Frequently Asked Questions.

An LLP requires a minimum of 2 partners with no upper limit. Out of these, at least 2 must be designated partners responsible for statutory compliance. At least one designated partner must be an Indian resident (someone who stayed in India for at least 182 days in the previous financial year).
There is no minimum capital requirement. Partners can contribute any amount as agreed in the LLP Agreement, including non-monetary contributions like intellectual property, services, or assets. The contributions are recorded in the LLP Agreement filed with the MCA.
Yes. NRIs and foreign nationals can be partners in an Indian LLP, subject to FDI sectoral guidelines. At least one designated partner must be an Indian resident. Foreign partners' documents need to be apostilled or notarised by the Indian consulate, which typically adds 1–2 weeks to the timeline.
Typically 10–15 working days from the day complete documents are submitted. The timeline is slightly longer than Pvt Ltd because the LLP Agreement must be drafted, signed by all partners, and filed within 30 days of incorporation. We handle the drafting and filing as part of the engagement.
Government and statutory fees typically range from ₹3,000 to ₹8,000 depending on state stamp duty and the LLP Agreement's contribution amount. Professional fees are quoted separately based on scope. LLPs are generally cheaper to register than Pvt Ltds. Reach out for an exact quote.
No, not in the form of priced equity rounds. LLPs cannot issue equity shares, so they cannot accept VC investment in the standard structure used for startups. If raising capital is in your near-term plans, register a Pvt Ltd instead, or register an LLP first and convert to Pvt Ltd before fundraising (adds 30–60 days).
A traditional Partnership Firm (under the Indian Partnership Act, 1932) has unlimited personal liability, partners are personally responsible for all firm debts and for each other's wrongful acts. An LLP gives the same operational structure but with limited liability protection and separate legal entity status. LLPs are also registered with the MCA, whereas partnership firms are registered with state Registrars.

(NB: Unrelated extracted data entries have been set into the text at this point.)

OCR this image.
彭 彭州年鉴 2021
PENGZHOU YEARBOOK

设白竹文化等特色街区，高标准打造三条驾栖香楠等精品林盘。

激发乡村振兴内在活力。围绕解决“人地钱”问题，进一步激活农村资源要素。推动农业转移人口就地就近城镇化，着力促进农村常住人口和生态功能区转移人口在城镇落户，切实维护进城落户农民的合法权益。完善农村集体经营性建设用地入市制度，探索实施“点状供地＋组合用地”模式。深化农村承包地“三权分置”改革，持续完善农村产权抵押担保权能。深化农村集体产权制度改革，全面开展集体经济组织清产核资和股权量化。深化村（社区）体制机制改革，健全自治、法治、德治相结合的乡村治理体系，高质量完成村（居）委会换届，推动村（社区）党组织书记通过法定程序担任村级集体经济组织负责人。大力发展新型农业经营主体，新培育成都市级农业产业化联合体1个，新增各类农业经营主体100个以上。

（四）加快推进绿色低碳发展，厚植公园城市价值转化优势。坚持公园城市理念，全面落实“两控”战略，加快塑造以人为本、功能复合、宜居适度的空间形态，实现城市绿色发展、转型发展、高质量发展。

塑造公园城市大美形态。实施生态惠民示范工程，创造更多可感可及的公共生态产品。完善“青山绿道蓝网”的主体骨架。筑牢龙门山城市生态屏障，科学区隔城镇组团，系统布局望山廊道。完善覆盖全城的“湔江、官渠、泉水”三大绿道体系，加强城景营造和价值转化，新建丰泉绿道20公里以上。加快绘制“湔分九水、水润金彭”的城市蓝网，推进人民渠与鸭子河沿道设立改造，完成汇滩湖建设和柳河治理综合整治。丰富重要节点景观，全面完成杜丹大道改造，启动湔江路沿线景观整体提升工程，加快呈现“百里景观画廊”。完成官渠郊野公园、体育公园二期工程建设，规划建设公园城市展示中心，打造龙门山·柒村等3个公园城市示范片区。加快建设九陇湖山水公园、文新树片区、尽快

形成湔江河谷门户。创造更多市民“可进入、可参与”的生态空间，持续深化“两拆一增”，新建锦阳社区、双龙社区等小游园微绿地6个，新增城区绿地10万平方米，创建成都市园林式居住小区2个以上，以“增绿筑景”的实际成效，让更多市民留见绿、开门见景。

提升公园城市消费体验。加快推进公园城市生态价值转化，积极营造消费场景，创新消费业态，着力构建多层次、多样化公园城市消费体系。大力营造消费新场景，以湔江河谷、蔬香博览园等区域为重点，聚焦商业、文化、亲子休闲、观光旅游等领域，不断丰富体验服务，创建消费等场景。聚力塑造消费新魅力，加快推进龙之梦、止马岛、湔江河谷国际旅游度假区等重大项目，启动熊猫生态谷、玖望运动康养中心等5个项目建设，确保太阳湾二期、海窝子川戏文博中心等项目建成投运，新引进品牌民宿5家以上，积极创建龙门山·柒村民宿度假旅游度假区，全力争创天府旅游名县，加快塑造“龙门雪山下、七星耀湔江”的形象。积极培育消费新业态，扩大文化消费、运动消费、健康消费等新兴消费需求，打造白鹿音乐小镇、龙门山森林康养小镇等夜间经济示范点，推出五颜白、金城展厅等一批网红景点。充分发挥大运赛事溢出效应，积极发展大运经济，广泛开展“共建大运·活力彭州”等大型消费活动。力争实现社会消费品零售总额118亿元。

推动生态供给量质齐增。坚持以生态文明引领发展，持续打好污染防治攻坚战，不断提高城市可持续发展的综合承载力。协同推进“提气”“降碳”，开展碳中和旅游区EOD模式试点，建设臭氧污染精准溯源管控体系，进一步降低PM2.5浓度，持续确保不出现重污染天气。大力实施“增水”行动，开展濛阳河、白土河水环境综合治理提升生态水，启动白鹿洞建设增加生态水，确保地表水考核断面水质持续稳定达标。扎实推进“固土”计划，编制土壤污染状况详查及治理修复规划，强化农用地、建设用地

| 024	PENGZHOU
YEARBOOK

Statutory audit is mandatory only if the LLP's annual turnover exceeds ₹40 lakh or its capital contribution exceeds ₹25 lakh. Below these thresholds, no audit is required. This is one of the main cost advantages of LLP over Pvt Ltd, which requires audit regardless of turnover.
Two annual filings: Form 11 (Annual Return) by 30 May and Form 8 (Statement of Account and Solvency) by 30 October. Plus DIR-3 KYC for designated partners, and statutory audit if applicable. LLPs are not required to hold AGMs or maintain statutory registers in the way Pvt Ltds are. Missing Form 11 or Form 8 attracts ₹100/day penalty with no cap.
Yes. An LLP can be converted to a Pvt Ltd by passing a resolution, filing the prescribed MCA forms, and obtaining a fresh Certificate of Incorporation. The process typically takes 30–60 days. The LLP entity history is preserved, but new share capital must be issued and a new bank account opened.
LLPs are taxed at a flat 30% on profits, plus applicable surcharge and cess. This is higher than the concessional 22% or 25% rates available to Pvt Ltds under section 115BAA/115BAB. However, there is no Dividend Distribution Tax (DDT) for LLPs, and partner withdrawals are tax-free in the partners' hands, which can offset the higher base rate.
No. LLP partners can be any combination of individuals, companies, or other LLPs (an LLP can be a partner in another LLP). There is no family or relationship requirement. The partner relationships are governed entirely by the LLP Agreement.